Seven people, including one fighter, were killed today in two separate border region attacks blamed on jihadists in Mali and neighbouring Burkina Faso, security and government sources said.
Three civilians died in Mali at Dounapen, a village in the Mopti region close to the Burkinabe border, where local officials said the assailants had descended by motorbike on the area brandishing black flags.
Earlier, three police officers and one attacker died in Samorogouan district not far from the border with Mali.
It was unclear whether the attacks, some 500 kilometres (310 miles) apart, were directly linked.
“Three civilians, including a mayoral assistant, were killed Friday,” in the Mopti attack, a Malian security source told AFP, adding an unspecified number of people were injured. A town hall official confirmed this account.
In the other attack across Burkina Faso’s western border, three police were killed in a raid on their barracks carried out by “about 50” assailants, the defence ministry said in the capital Ouagadougou.
A security source, speaking on condition of anonymity, said jihadists were responsible for the attack.
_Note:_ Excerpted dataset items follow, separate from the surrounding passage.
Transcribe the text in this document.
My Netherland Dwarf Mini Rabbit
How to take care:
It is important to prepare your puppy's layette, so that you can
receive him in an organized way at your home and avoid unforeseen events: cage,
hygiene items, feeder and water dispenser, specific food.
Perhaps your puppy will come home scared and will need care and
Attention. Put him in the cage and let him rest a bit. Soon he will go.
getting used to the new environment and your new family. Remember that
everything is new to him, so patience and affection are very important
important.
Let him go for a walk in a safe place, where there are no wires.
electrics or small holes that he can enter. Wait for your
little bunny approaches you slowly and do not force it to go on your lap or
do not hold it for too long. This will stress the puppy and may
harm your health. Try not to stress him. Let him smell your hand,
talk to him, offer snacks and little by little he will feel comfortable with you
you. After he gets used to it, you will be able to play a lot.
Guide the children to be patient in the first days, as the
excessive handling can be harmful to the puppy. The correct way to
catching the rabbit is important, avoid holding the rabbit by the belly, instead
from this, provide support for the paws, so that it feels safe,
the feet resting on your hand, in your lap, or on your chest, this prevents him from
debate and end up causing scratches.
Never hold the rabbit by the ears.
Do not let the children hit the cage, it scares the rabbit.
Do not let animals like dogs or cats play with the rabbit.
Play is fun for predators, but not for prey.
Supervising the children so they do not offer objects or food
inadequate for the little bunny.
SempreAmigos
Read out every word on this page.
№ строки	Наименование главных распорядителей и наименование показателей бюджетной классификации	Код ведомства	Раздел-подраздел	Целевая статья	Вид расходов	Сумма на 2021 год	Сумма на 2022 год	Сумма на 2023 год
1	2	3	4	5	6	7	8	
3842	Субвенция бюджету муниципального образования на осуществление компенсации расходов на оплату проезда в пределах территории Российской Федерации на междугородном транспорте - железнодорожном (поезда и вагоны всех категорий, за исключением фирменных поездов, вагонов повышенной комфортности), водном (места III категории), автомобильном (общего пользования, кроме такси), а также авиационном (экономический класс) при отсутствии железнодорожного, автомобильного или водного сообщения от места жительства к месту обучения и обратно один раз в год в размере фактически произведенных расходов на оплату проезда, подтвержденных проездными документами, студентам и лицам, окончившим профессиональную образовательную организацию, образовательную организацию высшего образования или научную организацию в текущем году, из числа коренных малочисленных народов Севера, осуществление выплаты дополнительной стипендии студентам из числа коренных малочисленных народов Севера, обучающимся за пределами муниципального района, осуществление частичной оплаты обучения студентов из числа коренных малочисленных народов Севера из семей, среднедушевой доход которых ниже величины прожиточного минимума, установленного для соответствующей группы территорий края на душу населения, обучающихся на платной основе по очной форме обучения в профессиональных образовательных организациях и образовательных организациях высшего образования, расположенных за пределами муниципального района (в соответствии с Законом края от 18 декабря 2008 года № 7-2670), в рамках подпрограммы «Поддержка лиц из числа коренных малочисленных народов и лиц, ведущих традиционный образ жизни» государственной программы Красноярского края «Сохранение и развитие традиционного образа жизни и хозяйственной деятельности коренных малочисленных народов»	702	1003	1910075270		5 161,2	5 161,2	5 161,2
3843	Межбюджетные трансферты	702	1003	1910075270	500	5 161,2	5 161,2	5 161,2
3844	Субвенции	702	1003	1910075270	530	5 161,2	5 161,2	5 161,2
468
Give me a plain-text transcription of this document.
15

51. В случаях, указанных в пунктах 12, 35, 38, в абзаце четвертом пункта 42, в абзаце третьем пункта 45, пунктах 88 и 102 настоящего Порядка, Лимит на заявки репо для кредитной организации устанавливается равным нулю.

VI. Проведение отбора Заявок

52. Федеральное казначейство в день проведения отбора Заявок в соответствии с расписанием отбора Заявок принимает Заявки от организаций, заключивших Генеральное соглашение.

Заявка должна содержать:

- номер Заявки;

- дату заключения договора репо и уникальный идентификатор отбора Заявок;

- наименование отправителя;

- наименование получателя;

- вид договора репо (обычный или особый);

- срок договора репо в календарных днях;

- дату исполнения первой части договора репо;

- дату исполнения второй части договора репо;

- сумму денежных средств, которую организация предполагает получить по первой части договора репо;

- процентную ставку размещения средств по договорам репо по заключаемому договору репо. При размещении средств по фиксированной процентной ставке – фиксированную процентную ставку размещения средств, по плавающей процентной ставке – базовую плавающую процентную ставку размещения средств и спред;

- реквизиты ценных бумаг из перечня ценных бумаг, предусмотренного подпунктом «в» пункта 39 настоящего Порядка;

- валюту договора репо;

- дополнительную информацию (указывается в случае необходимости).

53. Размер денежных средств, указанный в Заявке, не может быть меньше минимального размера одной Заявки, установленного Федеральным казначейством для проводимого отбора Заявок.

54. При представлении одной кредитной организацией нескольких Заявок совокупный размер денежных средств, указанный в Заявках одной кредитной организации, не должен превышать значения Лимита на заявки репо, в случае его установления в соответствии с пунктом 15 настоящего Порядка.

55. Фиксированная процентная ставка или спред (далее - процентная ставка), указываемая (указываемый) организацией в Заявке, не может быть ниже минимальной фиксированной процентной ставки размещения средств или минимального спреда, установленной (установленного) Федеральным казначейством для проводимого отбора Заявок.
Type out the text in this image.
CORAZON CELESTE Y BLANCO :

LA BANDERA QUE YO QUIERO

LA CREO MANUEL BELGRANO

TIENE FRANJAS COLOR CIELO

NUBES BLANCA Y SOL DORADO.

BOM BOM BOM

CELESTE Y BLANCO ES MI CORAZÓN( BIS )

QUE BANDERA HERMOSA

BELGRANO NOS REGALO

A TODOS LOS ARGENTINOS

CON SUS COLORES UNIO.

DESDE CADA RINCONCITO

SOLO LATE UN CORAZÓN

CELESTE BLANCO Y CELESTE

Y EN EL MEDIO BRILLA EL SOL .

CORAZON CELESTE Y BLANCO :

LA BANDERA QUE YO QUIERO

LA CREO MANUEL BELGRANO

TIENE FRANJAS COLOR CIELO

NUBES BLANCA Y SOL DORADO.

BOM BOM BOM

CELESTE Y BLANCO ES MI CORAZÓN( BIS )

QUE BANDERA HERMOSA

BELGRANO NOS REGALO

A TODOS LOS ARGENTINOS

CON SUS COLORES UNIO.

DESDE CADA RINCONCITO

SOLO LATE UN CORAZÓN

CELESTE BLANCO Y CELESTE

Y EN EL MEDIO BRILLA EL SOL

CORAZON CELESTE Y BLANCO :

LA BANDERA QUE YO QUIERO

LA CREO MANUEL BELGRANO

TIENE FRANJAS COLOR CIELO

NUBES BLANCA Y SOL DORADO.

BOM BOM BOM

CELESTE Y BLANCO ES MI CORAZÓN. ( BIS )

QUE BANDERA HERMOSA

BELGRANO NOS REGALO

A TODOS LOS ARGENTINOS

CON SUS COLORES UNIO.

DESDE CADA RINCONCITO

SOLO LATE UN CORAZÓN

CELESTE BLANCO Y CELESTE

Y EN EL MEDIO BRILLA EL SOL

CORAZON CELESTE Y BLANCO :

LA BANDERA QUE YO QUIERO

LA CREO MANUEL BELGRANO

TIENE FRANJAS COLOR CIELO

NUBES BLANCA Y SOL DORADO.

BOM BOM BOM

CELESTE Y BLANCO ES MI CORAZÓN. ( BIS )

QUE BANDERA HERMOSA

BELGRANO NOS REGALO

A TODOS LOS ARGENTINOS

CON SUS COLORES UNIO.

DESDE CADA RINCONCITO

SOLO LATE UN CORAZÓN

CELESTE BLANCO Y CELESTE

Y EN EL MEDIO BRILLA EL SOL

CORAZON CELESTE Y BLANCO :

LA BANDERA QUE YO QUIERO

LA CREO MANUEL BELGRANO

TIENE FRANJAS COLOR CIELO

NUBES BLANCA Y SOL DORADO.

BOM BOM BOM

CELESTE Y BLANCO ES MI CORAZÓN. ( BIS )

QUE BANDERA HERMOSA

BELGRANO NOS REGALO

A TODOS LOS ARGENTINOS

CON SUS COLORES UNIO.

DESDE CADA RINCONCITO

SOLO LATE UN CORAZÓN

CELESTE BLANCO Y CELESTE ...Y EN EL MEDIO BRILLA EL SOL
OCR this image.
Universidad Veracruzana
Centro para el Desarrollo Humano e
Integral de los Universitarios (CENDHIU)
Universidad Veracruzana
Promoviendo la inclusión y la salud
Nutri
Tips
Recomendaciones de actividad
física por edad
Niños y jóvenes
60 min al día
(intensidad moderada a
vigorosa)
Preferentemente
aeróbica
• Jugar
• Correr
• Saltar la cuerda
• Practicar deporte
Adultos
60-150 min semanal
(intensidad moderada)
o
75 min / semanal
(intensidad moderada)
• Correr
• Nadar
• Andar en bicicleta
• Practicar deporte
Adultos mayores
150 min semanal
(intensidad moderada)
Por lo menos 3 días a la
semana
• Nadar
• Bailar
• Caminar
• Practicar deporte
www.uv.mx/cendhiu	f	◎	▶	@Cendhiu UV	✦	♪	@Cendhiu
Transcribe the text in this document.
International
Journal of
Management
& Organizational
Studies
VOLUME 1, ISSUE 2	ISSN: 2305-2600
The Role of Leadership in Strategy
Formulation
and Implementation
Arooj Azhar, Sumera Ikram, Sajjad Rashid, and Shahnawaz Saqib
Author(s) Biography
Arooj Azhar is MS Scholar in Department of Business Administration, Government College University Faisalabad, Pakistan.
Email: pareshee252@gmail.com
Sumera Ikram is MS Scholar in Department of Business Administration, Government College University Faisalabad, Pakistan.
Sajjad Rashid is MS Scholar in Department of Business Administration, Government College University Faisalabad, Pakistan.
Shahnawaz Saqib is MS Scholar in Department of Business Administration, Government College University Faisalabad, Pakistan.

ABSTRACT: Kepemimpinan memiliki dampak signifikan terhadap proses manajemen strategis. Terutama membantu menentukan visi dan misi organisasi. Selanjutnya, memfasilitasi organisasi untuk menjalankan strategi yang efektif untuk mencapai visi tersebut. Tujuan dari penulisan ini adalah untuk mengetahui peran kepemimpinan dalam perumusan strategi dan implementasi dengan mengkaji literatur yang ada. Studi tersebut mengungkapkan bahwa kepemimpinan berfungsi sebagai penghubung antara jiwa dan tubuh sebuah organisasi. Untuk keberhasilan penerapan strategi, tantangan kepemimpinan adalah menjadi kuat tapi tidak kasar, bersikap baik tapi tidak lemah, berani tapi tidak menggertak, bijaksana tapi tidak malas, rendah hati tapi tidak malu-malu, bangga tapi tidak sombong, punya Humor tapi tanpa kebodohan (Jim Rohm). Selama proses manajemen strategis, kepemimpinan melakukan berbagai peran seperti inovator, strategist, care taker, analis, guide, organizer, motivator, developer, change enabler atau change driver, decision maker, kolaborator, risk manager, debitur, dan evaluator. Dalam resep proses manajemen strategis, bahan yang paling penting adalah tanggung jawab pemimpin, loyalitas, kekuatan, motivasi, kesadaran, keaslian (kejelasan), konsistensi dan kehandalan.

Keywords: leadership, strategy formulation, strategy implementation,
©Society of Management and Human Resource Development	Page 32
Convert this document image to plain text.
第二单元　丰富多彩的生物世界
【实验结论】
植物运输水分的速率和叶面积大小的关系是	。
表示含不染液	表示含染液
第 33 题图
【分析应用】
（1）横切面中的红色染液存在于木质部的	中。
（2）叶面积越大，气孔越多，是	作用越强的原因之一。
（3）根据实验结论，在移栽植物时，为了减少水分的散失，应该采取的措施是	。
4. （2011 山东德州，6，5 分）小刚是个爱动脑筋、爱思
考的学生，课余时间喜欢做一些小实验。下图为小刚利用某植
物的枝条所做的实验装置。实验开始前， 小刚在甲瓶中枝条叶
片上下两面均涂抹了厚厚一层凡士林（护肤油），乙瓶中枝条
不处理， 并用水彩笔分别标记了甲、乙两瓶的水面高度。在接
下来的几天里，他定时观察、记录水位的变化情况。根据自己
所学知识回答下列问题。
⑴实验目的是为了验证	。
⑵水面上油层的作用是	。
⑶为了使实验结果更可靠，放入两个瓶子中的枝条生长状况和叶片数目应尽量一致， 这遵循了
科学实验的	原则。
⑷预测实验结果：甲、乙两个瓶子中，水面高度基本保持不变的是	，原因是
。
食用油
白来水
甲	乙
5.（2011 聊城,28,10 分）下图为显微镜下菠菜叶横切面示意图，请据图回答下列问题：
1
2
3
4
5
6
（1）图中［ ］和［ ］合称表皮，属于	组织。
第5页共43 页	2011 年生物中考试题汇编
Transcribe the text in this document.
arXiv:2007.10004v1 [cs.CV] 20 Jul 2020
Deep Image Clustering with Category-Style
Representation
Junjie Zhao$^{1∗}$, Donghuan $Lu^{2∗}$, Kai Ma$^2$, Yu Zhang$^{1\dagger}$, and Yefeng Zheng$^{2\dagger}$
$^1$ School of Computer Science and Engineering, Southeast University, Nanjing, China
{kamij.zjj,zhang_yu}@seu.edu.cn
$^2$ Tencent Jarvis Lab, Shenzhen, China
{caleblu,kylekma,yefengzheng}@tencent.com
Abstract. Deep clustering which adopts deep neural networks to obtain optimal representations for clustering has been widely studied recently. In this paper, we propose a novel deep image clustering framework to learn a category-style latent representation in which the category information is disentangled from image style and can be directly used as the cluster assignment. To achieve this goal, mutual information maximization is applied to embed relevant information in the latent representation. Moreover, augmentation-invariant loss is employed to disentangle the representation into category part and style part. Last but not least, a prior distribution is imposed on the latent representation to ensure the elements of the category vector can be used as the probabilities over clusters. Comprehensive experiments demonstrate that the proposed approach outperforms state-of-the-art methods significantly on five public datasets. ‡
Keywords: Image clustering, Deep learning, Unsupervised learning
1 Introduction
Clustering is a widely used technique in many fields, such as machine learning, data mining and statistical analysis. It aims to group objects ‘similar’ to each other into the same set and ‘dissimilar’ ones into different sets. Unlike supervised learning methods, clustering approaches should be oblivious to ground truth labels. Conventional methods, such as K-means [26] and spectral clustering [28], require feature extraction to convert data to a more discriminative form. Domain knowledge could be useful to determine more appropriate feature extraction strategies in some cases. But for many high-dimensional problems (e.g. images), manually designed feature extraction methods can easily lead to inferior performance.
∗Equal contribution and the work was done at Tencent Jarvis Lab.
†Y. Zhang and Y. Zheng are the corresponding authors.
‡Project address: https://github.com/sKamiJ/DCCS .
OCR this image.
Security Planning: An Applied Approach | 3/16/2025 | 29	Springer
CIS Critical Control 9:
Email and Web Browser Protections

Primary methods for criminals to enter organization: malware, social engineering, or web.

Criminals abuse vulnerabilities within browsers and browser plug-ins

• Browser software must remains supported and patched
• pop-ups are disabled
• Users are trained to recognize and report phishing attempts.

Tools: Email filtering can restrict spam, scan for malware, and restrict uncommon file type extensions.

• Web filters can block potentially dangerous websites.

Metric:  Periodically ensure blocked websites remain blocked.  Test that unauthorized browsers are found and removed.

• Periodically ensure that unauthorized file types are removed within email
The police brigade in the district of Samorogouan, some 30 kilometres (19 miles) from the Malian border, came under pre-dawn attack, it said in a statement, adding that one assailant was killed.
A statement by chief of staff General Pingrenoma Zagre said the attacks came around 4:00 am (0400 GMT) “when about 50 armed… unidentified men from Burkina’s western borders attacked” the police facility.